A set of revolutions took place in the Austrian Empire from March 1848 to November 1849. Much of the revolutionary activity had a nationalist character: the Empire, ruled from Vienna, included ethnic Germans, Hungarians, Slovenes, Poles, Czechs, Slovaks, Ruthenians (Ukrainians), Romanians, Croats, Venetians (Italians) and Serbs; all of whom attempted in the course of the revolution to either achieve autonomy, independence, or even over other nationalities. The nationalist picture was further complicated by the simultaneous events in the German states, which moved toward greater German national unity.
Besides these nationalists, liberal and even socialist currents resisted the Empire's longstanding conservatism.

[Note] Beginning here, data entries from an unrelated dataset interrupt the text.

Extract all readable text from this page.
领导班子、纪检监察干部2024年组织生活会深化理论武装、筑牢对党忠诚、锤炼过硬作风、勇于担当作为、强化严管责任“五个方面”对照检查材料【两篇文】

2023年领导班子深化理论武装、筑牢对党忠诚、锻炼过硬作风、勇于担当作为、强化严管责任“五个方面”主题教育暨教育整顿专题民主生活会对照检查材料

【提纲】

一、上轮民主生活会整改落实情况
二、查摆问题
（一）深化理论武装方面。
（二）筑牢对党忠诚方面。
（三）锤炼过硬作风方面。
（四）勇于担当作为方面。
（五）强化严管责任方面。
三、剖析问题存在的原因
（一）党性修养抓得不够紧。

The events of 1848 were the product of mounting social and political tensions after the Congress of Vienna of 1815. During the "pre-March" period, the already conservative Austrian Empire moved further away from ideas of the Age of Enlightenment, restricted freedom of the press, limited many university activities, and banned fraternities.
Conflicts between debtors and creditors in agricultural production as well as over land use rights in parts of Hungary (as in France) led to conflicts that occasionally erupted into violence. Conflict over organized religion was pervasive in pre-1848 Europe. Tension came both from within Catholicism and between members of different confessions. These conflicts were often mixed with conflict with the state. Important for the revolutionaries were state conflicts including the armed forces and collection of taxes. As 1848 approached, the revolutions the Empire crushed to maintain longstanding conservative minister Klemens Wenzel von Metternich's Concert of Europe left the empire nearly bankrupt and in continual need of soldiers. Draft commissions led to brawls between soldiers and civilians. All of this further agitated the peasantry, who resented their remaining feudal obligations.